BBC criticised over breast-binding of trans patient Sunday Times 01.03.20

The original article is here.

The BBC has brought the practice of breast binding to the screen by showing a doctor explaining to a young transgender patient how to give the appearance of having a flat chest without undue pain.

Frankie, the patient, has worn a binder for more than four years. His back is hunched and his ribs pop out of place as he walks.

In one scene, Frankie, who has 36D breasts, tells the doctor: “I can’t walk a lot. It compresses my chest so much I can’t breathe properly and I can’t really leave the house without it.”

The programme, The Unshockable Dr Ronx on BBC3, is intended for a young audience.
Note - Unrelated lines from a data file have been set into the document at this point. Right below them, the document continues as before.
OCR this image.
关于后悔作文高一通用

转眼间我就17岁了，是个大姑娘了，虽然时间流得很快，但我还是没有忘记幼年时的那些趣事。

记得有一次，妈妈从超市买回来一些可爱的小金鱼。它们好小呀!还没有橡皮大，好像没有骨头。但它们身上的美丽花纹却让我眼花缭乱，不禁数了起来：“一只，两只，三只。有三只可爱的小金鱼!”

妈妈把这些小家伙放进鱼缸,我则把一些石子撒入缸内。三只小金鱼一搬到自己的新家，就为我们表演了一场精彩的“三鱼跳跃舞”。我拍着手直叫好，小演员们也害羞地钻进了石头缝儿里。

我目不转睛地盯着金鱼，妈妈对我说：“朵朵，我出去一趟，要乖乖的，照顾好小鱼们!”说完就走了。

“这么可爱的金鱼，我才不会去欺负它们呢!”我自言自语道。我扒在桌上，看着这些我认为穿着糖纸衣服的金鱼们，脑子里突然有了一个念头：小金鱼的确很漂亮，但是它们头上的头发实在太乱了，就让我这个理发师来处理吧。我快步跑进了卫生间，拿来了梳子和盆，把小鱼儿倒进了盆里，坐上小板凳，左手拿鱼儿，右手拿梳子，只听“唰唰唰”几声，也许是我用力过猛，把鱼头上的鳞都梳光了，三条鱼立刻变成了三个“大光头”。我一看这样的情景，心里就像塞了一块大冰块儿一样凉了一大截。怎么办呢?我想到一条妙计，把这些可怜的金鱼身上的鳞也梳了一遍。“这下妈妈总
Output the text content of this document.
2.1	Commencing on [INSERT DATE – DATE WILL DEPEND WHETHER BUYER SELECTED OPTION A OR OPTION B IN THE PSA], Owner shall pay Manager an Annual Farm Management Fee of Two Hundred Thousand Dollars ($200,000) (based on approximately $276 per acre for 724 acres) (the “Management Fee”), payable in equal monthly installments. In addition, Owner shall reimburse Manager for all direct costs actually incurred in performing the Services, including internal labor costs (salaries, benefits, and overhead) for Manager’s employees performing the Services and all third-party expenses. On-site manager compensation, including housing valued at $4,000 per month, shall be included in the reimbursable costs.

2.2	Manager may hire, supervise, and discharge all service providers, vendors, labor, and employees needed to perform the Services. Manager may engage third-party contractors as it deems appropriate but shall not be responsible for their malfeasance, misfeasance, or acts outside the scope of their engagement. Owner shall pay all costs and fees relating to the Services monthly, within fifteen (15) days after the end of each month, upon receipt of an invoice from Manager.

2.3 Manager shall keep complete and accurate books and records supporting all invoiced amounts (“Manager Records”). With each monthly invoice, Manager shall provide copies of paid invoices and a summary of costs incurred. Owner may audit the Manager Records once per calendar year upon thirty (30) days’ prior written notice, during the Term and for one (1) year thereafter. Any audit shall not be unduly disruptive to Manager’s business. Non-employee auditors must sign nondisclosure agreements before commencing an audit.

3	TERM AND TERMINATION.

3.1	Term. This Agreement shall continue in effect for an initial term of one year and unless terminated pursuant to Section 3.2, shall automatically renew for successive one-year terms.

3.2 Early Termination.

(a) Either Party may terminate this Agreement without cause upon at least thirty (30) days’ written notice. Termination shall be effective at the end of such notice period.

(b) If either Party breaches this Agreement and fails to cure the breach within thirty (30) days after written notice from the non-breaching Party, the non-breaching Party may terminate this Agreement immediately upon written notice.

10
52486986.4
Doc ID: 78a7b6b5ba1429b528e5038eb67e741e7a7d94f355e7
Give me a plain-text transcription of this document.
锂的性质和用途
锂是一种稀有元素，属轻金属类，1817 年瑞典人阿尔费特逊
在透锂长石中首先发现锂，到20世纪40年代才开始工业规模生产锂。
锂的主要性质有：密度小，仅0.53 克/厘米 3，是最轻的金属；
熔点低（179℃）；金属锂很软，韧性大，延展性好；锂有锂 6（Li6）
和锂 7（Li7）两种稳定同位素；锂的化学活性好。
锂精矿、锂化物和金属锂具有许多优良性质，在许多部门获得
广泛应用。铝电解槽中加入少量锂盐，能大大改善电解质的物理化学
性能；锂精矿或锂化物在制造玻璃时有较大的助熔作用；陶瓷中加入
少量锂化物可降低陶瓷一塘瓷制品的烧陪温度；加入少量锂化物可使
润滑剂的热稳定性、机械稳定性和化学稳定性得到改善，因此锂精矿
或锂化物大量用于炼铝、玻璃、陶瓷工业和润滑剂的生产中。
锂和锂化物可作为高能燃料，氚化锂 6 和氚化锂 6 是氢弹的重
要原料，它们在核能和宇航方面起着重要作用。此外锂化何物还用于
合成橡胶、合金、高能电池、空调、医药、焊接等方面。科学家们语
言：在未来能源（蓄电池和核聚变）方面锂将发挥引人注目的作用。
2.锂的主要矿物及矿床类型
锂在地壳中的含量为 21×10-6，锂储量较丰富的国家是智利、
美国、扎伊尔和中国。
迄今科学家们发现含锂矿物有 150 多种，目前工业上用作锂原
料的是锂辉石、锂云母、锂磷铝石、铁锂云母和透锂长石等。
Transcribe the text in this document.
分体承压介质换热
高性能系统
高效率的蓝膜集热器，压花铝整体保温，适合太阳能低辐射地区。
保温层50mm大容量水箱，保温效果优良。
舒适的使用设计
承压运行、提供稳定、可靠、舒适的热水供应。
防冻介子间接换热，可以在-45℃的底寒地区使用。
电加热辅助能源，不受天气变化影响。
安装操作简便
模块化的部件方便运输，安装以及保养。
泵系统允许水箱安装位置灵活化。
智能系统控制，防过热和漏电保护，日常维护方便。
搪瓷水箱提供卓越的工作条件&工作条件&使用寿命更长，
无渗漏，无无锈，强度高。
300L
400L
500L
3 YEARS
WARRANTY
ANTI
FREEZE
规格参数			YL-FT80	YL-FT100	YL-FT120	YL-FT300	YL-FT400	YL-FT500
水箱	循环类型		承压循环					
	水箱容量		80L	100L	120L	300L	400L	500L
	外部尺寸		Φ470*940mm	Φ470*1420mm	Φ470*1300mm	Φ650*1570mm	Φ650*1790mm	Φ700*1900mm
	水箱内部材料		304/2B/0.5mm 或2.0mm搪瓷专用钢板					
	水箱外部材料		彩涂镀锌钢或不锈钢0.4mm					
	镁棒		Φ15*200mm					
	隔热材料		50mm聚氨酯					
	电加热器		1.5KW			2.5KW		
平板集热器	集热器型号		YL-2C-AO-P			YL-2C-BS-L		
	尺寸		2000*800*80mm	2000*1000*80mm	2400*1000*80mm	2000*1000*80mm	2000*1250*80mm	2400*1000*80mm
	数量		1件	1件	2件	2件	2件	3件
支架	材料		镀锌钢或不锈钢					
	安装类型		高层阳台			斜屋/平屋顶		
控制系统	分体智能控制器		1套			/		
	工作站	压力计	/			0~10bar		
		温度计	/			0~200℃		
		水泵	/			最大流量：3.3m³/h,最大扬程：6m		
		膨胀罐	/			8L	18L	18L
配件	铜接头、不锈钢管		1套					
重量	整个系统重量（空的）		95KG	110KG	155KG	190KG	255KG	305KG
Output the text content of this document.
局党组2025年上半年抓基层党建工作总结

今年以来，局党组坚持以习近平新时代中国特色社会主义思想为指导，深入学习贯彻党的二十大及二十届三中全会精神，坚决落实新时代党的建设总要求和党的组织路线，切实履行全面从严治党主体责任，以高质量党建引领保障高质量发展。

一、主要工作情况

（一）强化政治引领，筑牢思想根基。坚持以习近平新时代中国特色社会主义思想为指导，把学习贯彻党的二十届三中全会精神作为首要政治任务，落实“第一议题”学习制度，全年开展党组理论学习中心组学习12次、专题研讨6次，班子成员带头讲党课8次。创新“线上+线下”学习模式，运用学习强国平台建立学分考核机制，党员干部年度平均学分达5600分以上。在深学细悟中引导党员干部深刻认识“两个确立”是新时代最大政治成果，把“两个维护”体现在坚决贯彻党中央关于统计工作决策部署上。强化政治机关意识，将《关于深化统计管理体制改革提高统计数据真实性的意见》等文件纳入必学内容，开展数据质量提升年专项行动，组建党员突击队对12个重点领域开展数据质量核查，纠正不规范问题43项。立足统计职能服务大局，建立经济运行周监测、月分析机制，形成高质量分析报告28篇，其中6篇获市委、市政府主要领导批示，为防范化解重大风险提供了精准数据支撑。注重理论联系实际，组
Dr Ronx Ikharia, who describes herself as a “queer, black, androgynous intersectional feminist”, establishes that Frankie is wearing binders two sizes too small and should swap them.

Campaigners are concerned about the record number of children seeking to change their gender because they feel they were born in the wrong body, and they have criticised the BBC for failing to provide advice about alternatives to breast binding.

Stephanie Davies-Arai, founder of Transgender Trend, said: “This is a practice which should not be promoted to teenage girls. This is often a body hatred issue, and the BBC is proposing a solution which harms the body.” She said such programmes should carry a disclaimer.

The BBC said Frankie had made clear his gender dysphoria was causing depression and anxiety and that wearing a binder could improve his mental health and allow him to express his identity without damaging his health. “Dr Ronx’s proper role is therefore to respect that choice, while offering medical advice on how to do it in the right way.”